Глава 19 Вот так встреча

Первым желанием было подпрыгнуть на месте и, начав перебирать ногами ещё в воздухе, припустить в сторону леса. Вопя при этом что-то пронзительно-народное, тонко, по-бабьи. Чтоб начиналось, например, с «ай»! Или просто «а-а-а!», на одной высокой ноте. Мысли кружились в голове цветастым хороводом цыганской свадьбы, сменяя одна другую, сверкая чёрным глазом и блестя золотыми зубами.

Второй идеей было развернуться и швырнуть на звук голоса авоську раколовки, что так и осталась в правой руке. Третьей — просто убежать, без всякой звонкой демаскировки, притаиться за деревом потолще и отдышаться. Я, казалось, со внимательным интересом выслушал все предложения ошалевшего с перепугу разума и запросил у господина ведущего минуту на обдумывание.


Батя рассказывал как-то хохму. Бродил он с корзинкой по осеннему тихому лесу, спокойно и без суеты. Грибы собирать он очень любил и меня тоже приохотил. А ходил по пересечённой местности привычно-тренированным скупым и абсолютно беззвучным шагом — я так не умел. И тут из-за раскидистой ёлочки показалась старуха с корзиной.

— Грибочек-грибочек, где ты, отзовись! — вполголоса упрашивала она, подслеповато щурясь под ноги, опираясь на батожок в правой руке.

— Грибочек-грибочек, где ты? Отзовись! — фраза повторялась с разными интонациями, но регулярно.

— Я ту-та! — не выдержав, также негромко, чтоб не напугать, ответил отец, оставшийся незамеченным ею.

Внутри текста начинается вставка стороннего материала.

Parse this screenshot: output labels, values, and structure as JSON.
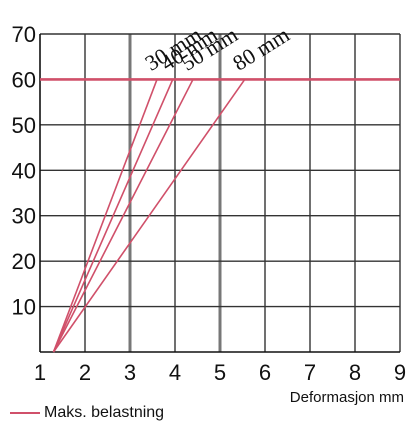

Бабка с места, волчьим скоком, сиганула метра на три от него, вцепившись обеими руками в ствол большой ёлки. Корзина и батожок разлетелись в разные стороны, как отделившиеся ступени ракеты. А из-под дерева понеслось народное творчество, причудливое и витиеватое, неожиданно сочетавшее в себе религию, анатомию и географию. На фоне Спасителя, Богородицы и святых угодников ярко полыхали первичные половые признаки и вился вологодскими кружевами маршрут, по которому что-то из перечисленного должно было срочно отправляться в оставшееся. Отнять старуху от дерева удалось лишь при помощи деда-мужа, что выскочил из лесу на чарующие звуки голоса милой.

— Эва как заворачивает, — ворчал он с плохо скрываемой гордостью, отцепляя пальцы вопящей бабки, впившиеся в еловую кору, слегка постукивая по ним ребром ладони.

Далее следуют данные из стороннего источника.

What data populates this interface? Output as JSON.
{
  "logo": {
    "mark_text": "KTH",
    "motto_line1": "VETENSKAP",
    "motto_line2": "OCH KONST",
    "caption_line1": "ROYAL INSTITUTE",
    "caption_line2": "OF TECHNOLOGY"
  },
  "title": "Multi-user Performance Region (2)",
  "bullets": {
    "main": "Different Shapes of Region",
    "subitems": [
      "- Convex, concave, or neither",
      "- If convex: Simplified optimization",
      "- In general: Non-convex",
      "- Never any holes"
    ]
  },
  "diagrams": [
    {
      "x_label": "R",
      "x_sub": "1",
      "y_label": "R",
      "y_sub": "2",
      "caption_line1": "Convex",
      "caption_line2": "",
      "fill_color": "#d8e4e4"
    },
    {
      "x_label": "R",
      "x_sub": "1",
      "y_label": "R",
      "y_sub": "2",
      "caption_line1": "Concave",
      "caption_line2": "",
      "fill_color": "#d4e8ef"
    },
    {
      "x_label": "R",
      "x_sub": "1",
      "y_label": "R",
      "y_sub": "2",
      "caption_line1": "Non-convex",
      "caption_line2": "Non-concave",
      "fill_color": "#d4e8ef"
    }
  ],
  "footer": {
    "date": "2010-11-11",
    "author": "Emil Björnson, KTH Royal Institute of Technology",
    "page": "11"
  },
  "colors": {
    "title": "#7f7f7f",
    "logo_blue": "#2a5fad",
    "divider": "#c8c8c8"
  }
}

Грибы свои батя им отдал тогда в качестве компенсации. Отдышались, посмеялись и разошлись. Сейчас я бы тоже отдал все грибы. И ягоды, пожалуй. Но была только раколовка, пустая и одна.

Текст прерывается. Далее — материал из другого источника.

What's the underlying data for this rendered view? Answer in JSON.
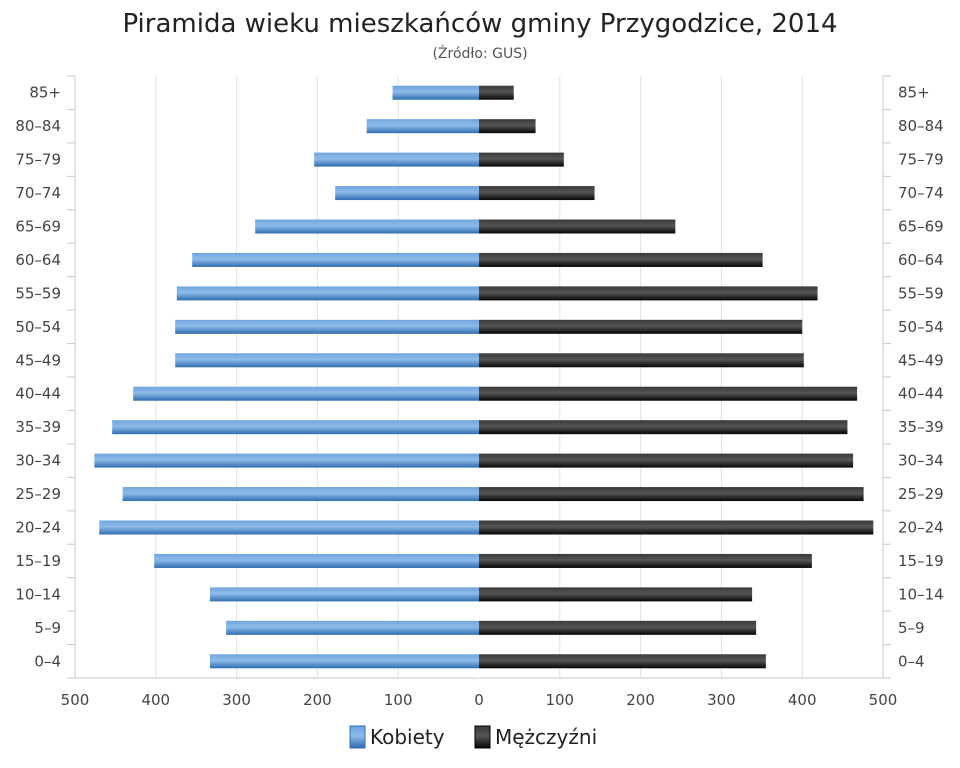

Сердце робко стукнуло в рёбра изнутри, напоминая о том, что время-то идёт, а решение так и не принято. И что адреналиновый краник лучше бы прикрутить — уж больно шибко хлещет. Судя по тому, что удар был первым с того времени, как я услышал голос за спиной — времени прошло совсем немного, просто подумалась вся эта мысленная круговерть очень быстро. Ну, или у меня вдруг развилась такая аритмия, что того и гляди помру.


Организм, не оборачиваясь, механически сделал два шага вперёд, стараясь, чтобы они не выглядели тем паническим подскоком, как у памятной бабки из истории про грибы.

— Разумеется, никаких возражений, прошу Вас. Извините, не хотел Вас напугать, — с тщательным спокойствием произнёс я, внутренне молясь, чтоб голос не дал петуха. Но повезло. За спиной раздался лёгкий плеск и, кажется, сдавленный смешок.

Я стоял лицом к деревьям, спиной к воде Ведьминого озера и неизвестной собеседнице, что выходила из неё. Сердце продолжало плясать танец в странном ритме. Что-то испанское, наверное — пара движений плавных, потом взрыв экспрессии, и снова как ни в чём не бывало: «тук, тук» в спокойном темпе.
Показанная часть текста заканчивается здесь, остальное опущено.